海外での特許・商標出願は、1件あたり数十万円から百万円単位の費用がかかります。茨城県中小企業等海外展開支援事業(海外出願支援事業)は、2025年6月30日で募集を終了しました。補助率2分の1以内、上限300万円です。
対象は茨城県内に主たる事業所を有する中小企業者(個人事業主含む)またはそれらで構成されるグループです。地域団体商標については事業協同組合等も対象に加わります。
茨城県中小企業等海外展開支援事業(海外出願支援事業)の要点まとめ
| 項目 | 内容 |
|---|---|
| 申請者 | 事業者(茨城県内に主たる事業所を有する中小企業者。個人事業主含む) |
| 制度名 | 【茨城県】令和7年度茨城県中小企業等海外展開支援事業(海外出願支援事業) |
| 対象業種 | 汎用(業種指定なし。みなし大企業は除外) |
| 利用目的 | 創業・第二創業、販路開拓・展示会 |
| 対象地域 | 茨城県 |
| 従業員数 | 規定なし(中小企業者の定義に該当すること) |
| 補助上限額 | 300万円(1企業あたり。1出願あたりは特許150万円、実用新案・意匠・商標各60万円、冒認対策商標30万円) |
| 補助率 | 1/2以内 |
| 申請受付 | 2025年5月20日〜6月30日17:00必着(終了) |
| 公式サイト | Jグランツ「茨城県中小企業等海外展開支援事業(海外出願支援事業)」 |

「みなし大企業」は対象外です
対象は茨城県内に主たる事業所を有する中小企業者(個人事業主を含む)ですが、「みなし大企業」は除外されます。みなし大企業とは、資本金・従業員数では中小企業でも、大企業が株式の一定割合を持つなどの理由で中小企業とみなされない会社のことです。大企業の子会社・関連会社にあたる場合は、この要件を確認しておく必要があります。
地域団体商標(地域の名称と商品を組み合わせた商標)の出願については、事業協同組合等も対象に加わります。
上限額の二重構造
補助上限額は、1企業が1会計年度に受け取れる総額の上限300万円と、1出願ごとの上限の2段階です。特許出願は150万円、実用新案・意匠・商標登録出願はそれぞれ60万円、冒認対策商標(第三者の不正な商標登録を防ぐための出願)は30万円が1件あたりの上限です。
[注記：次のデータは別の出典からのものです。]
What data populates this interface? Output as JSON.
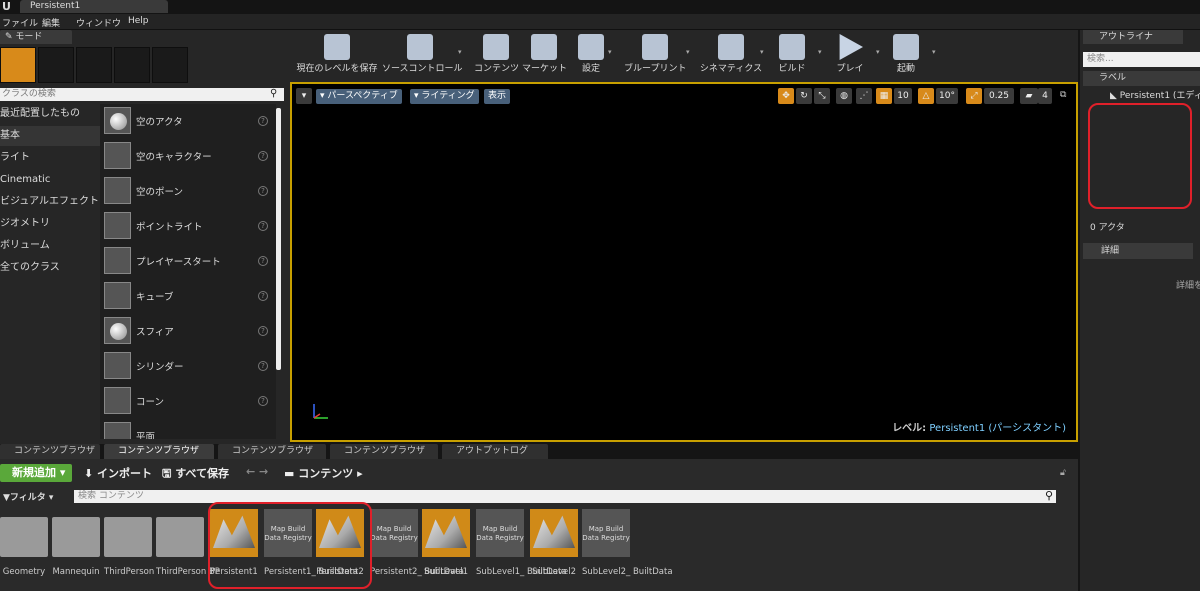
{
  "window": {
    "doc_tab": "Persistent1"
  },
  "menu": [
    "ファイル",
    "編集",
    "ウィンドウ",
    "Help"
  ],
  "modes": {
    "tab": "モード",
    "search_placeholder": "クラスの検索"
  },
  "categories": [
    "最近配置したもの",
    "基本",
    "ライト",
    "Cinematic",
    "ビジュアルエフェクト",
    "ジオメトリ",
    "ボリューム",
    "全てのクラス"
  ],
  "place_items": [
    "空のアクタ",
    "空のキャラクター",
    "空のポーン",
    "ポイントライト",
    "プレイヤースタート",
    "キューブ",
    "スフィア",
    "シリンダー",
    "コーン",
    "平面"
  ],
  "toolbar": [
    "現在のレベルを保存",
    "ソースコントロール",
    "コンテンツ",
    "マーケット",
    "設定",
    "ブループリント",
    "シネマティクス",
    "ビルド",
    "プレイ",
    "起動"
  ],
  "viewport": {
    "perspective": "パースペクティブ",
    "lighting": "ライティング",
    "show": "表示",
    "grid_snap": "10",
    "rot_snap": "10°",
    "scale_snap": "0.25",
    "cam_speed": "4",
    "level_label": "レベル:",
    "level_name": "Persistent1 (パーシスタント)"
  },
  "outliner": {
    "tab": "アウトライナ",
    "search_placeholder": "検索...",
    "column": "ラベル",
    "row": "Persistent1 (エディ",
    "count": "0 アクタ"
  },
  "details": {
    "tab": "詳細",
    "hint": "詳細を"
  },
  "bottom_tabs": [
    "コンテンツブラウザ",
    "コンテンツブラウザ",
    "コンテンツブラウザ",
    "コンテンツブラウザ",
    "アウトプットログ"
  ],
  "content_browser": {
    "add_new": "新規追加",
    "import": "インポート",
    "save_all": "すべて保存",
    "path": "コンテンツ",
    "filter": "フィルタ",
    "search_placeholder": "検索 コンテンツ",
    "mbd_text": "Map Build Data Registry",
    "assets": [
      {
        "name": "Geometry",
        "kind": "folder"
      },
      {
        "name": "Mannequin",
        "kind": "folder"
      },
      {
        "name": "ThirdPerson",
        "kind": "folder"
      },
      {
        "name": "ThirdPerson BP",
        "kind": "folder"
      },
      {
        "name": "Persistent1",
        "kind": "map"
      },
      {
        "name": "Persistent1_ BuiltData",
        "kind": "mbd"
      },
      {
        "name": "Persistent2",
        "kind": "map"
      },
      {
        "name": "Persistent2_ BuiltData",
        "kind": "mbd"
      },
      {
        "name": "SubLevel1",
        "kind": "map"
      },
      {
        "name": "SubLevel1_ BuiltData",
        "kind": "mbd"
      },
      {
        "name": "SubLevel2",
        "kind": "map"
      },
      {
        "name": "SubLevel2_ BuiltData",
        "kind": "mbd"
      }
    ]
  },
  "colors": {
    "highlight": "#e0202a",
    "accent": "#d88a1a",
    "viewport_border": "#c8a000"
  }
}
複数の権利・複数の国で出願する場合は、この2つの上限を両方満たしているか確認する必要があります。
対象経費は「外国出願」に限られます
対象経費は、外国特許庁への出願・代理人費用・翻訳費等です。日本国内での出願にかかる経費は対象外で、あくまで海外への出願にかかる費用が対象です。国内出願を基礎とした外国出願であることが前提になります。
次回公募に備えてやっておくこと
- 国内出願がまだの場合は、先に日本国特許庁への出願を進める
- 自社が「みなし大企業」に該当しないか確認しておく
- 現地代理人・翻訳会社の見積を取り、費用の総額を把握しておく
よくある質問
令和7年度分にまだ申請できますか?
できません。2025年6月30日17時必着で受付を終了しています。次回の実施時期は茨城県の公式ページでご確認ください。
個人事業主でも申請できますか?
できます。対象には個人事業主も含まれています。ただし「みなし大企業」に該当する場合は対象外です。
国内出願の費用も補助されますか?
されません。この補助金は外国特許庁への出願にかかる経費が対象で、国内出願の経費は対象外です。